"The pressure on interest rates is huge"
There are three main factors that are putting great pressure on VND interest rates...However, the leaders of the functional departments of the State Bank recognized that achieving the goal of stabilizing and striving to reduce medium- and long-term interest rates in 2016 is feasible.
On March 1, Mr. Bui Quoc Dung, Director of the Monetary Policy Department (State Bank), gave some comments on the main impacts on the current interest rate level.
![]() |
Illustration |
The comments of the leaders of the State Bank's functional departments are noteworthy, in the context of VND mobilization interest rates tending to increase at the beginning of this year, as well as clearer developments in recent days.
Mr. Dung said that as of the end of February 2016, lending interest rates of credit institutions were generally around 6-9%/year for short terms; 9-11%/year for medium and long terms; down about 0.2-0.5%/year compared to the beginning of 2015, in which the interest rate for medium and long term loans decreased by 0.3-0.5%/year, equal to 50% of the level at the end of 2011 and lower than the period of 2005-2006.
“However, in 2016, in the context of many unfavorable fluctuations in the international financial market, the pressure to mobilize capital from government bonds continues to increase and the demand for medium and long-term credit increases, the pressure on interest rates is very large,” said Mr. Dung.
Specifically, according to the Director of the Monetary Policy Department, there are three main factors creating great pressure on the current interest rate level.
Firstly, with inflation forecast at around 4-5% in 2016 compared to only 0.6% in 2015, it shows that inflation expectations this year are much higher than last year, thereby indirectly putting pressure on deposit interest rates.
Second, the growth target this year is 6.7%, higher than last year's growth rate of 6.68% and higher than the average for the 2011-2015 period (5.88%), reflecting that the demand for credit capital in 2016 will continue to increase.

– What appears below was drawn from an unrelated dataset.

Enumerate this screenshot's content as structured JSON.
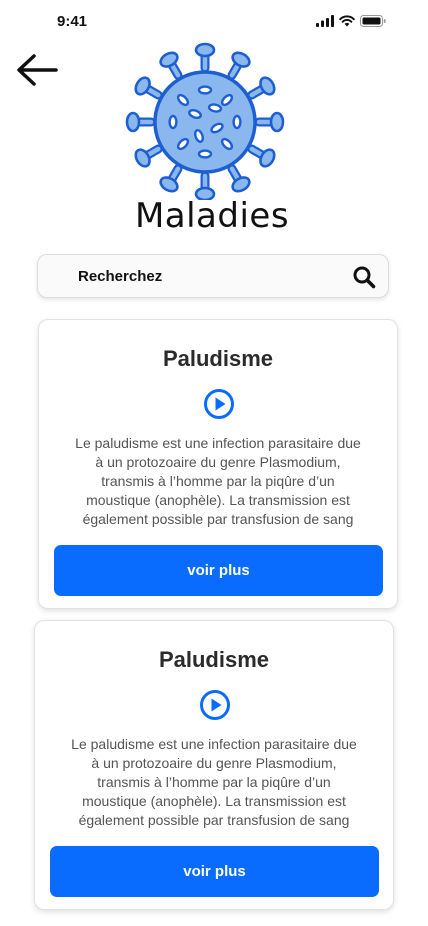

Third, the sharp increase in the interest rate of 5-year government bonds from 5.4%/year to nearly 7%/year in 2015, along with the expected demand for capital mobilization from government bonds in 2016 being higher than in 2015, will create great pressure on the medium and long-term interest rate level.

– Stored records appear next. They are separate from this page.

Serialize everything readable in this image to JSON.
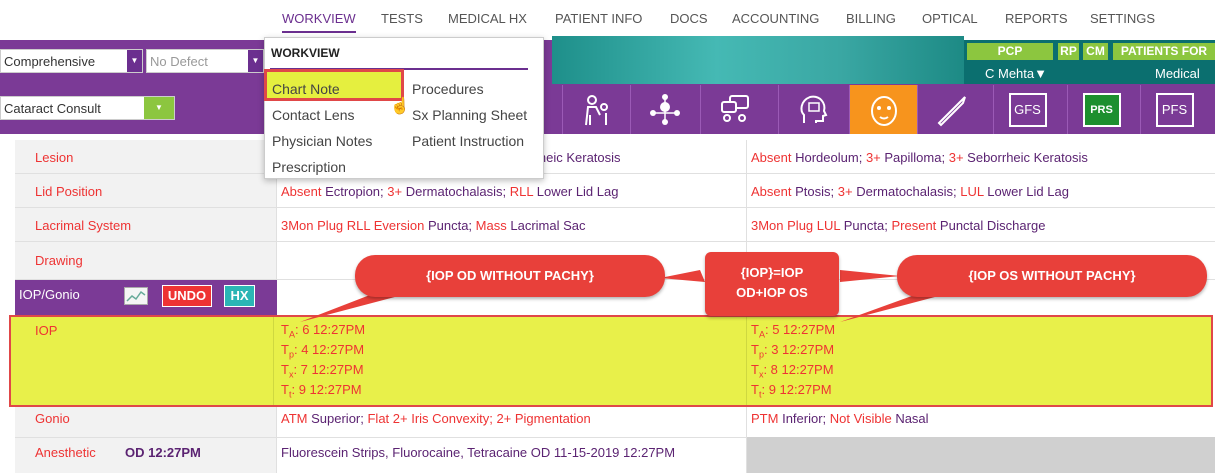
{
  "nav": {
    "items": [
      "WORKVIEW",
      "TESTS",
      "MEDICAL HX",
      "PATIENT INFO",
      "DOCS",
      "ACCOUNTING",
      "BILLING",
      "OPTICAL",
      "REPORTS",
      "SETTINGS"
    ],
    "active": "WORKVIEW"
  },
  "header": {
    "exam_type": "Comprehensive",
    "defect_placeholder": "No Defect",
    "visit_type": "Cataract Consult"
  },
  "teal_panel": {
    "pcp": "PCP",
    "rp": "RP",
    "cm": "CM",
    "patients_for": "PATIENTS FOR",
    "provider": "C Mehta▼",
    "category": "Medical"
  },
  "toolbar": {
    "gfs": "GFS",
    "prs": "PRS",
    "pfs": "PFS"
  },
  "dropdown": {
    "title": "WORKVIEW",
    "left_items": [
      "Chart Note",
      "Contact Lens",
      "Physician Notes",
      "Prescription"
    ],
    "right_items": [
      "Procedures",
      "Sx Planning Sheet",
      "Patient Instruction"
    ]
  },
  "rows": {
    "lesion": {
      "label": "Lesion",
      "od": "orrheic Keratosis",
      "os_a": "Absent",
      "os_b": "Hordeolum;",
      "os_c": "3+",
      "os_d": "Papilloma;",
      "os_e": "3+",
      "os_f": "Seborrheic Keratosis"
    },
    "lid": {
      "label": "Lid Position",
      "od_a": "Absent",
      "od_b": "Ectropion;",
      "od_c": "3+",
      "od_d": "Dermatochalasis;",
      "od_e": "RLL",
      "od_f": "Lower Lid Lag",
      "os_a": "Absent",
      "os_b": "Ptosis;",
      "os_c": "3+",
      "os_d": "Dermatochalasis;",
      "os_e": "LUL",
      "os_f": "Lower Lid Lag"
    },
    "lacrimal": {
      "label": "Lacrimal System",
      "od_a": "3Mon Plug RLL Eversion",
      "od_b": "Puncta;",
      "od_c": "Mass",
      "od_d": "Lacrimal Sac",
      "os_a": "3Mon Plug LUL",
      "os_b": "Puncta;",
      "os_c": "Present",
      "os_d": "Punctal Discharge"
    },
    "drawing": {
      "label": "Drawing"
    },
    "iop_gonio": {
      "label": "IOP/Gonio",
      "undo": "UNDO",
      "hx": "HX"
    },
    "iop": {
      "label": "IOP",
      "od": [
        {
          "sub": "A",
          "value": ": 6 12:27PM"
        },
        {
          "sub": "p",
          "value": ": 4 12:27PM"
        },
        {
          "sub": "x",
          "value": ": 7 12:27PM"
        },
        {
          "sub": "t",
          "value": ": 9 12:27PM"
        }
      ],
      "os": [
        {
          "sub": "A",
          "value": ": 5 12:27PM"
        },
        {
          "sub": "p",
          "value": ": 3 12:27PM"
        },
        {
          "sub": "x",
          "value": ": 8 12:27PM"
        },
        {
          "sub": "t",
          "value": ": 9 12:27PM"
        }
      ]
    },
    "gonio": {
      "label": "Gonio",
      "od_a": "ATM",
      "od_b": "Superior;",
      "od_c": "Flat 2+ Iris Convexity; 2+ Pigmentation",
      "os_a": "PTM",
      "os_b": "Inferior;",
      "os_c": "Not Visible",
      "os_d": "Nasal"
    },
    "anesthetic": {
      "label": "Anesthetic",
      "time": "OD 12:27PM",
      "od": "Fluorescein Strips, Fluorocaine, Tetracaine OD 11-15-2019 12:27PM"
    }
  },
  "callouts": {
    "od": "{IOP OD WITHOUT PACHY}",
    "mid_line1": "{IOP}=IOP",
    "mid_line2": "OD+IOP OS",
    "os": "{IOP OS WITHOUT PACHY}"
  }
}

Under those conditions, Mr. Dung said, the State Bank will continue to steadfastly and synchronously operate monetary policy tools, flexibly implement money pumping/withdrawing, through open market operations and other tools to regulate liquidity reasonably to support credit institutions to have conditions to smoothly supply capital to the economy.

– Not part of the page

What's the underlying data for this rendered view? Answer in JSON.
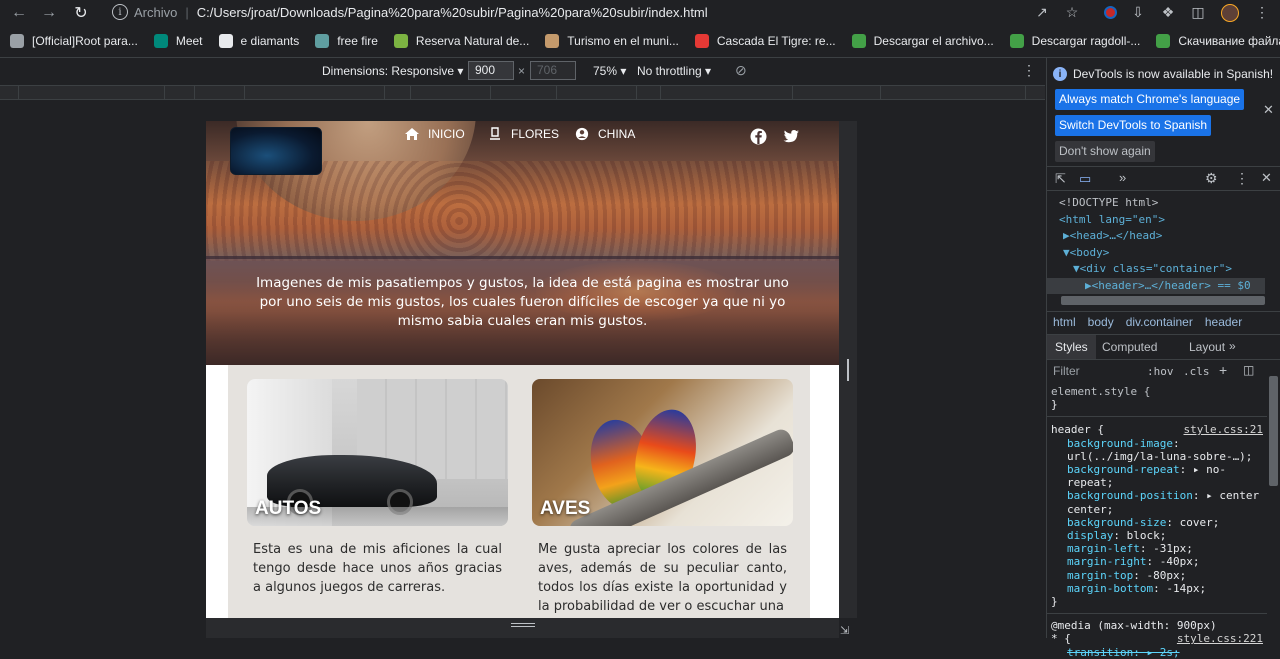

The State Bank will also regulate interbank interest rates at a level consistent with market interest rates 1, ensuring liquidity for the entire system, thereby creating conditions to stabilize deposit and lending interest rates of credit institutions while still controlling inflation and not putting pressure on exchange rates.
According to Mr. Dung, the State Bank will continue to have new solutions and management tools, suitable to macroeconomic developments and monetary market conditions to improve the ability to regulate market interest rates in accordance with monetary policy objectives.
“With the synchronous implementation of such solutions, achieving the goal of stabilizing and striving to reduce medium- and long-term interest rates in 2016 is feasible,” Mr. Dung acknowledged.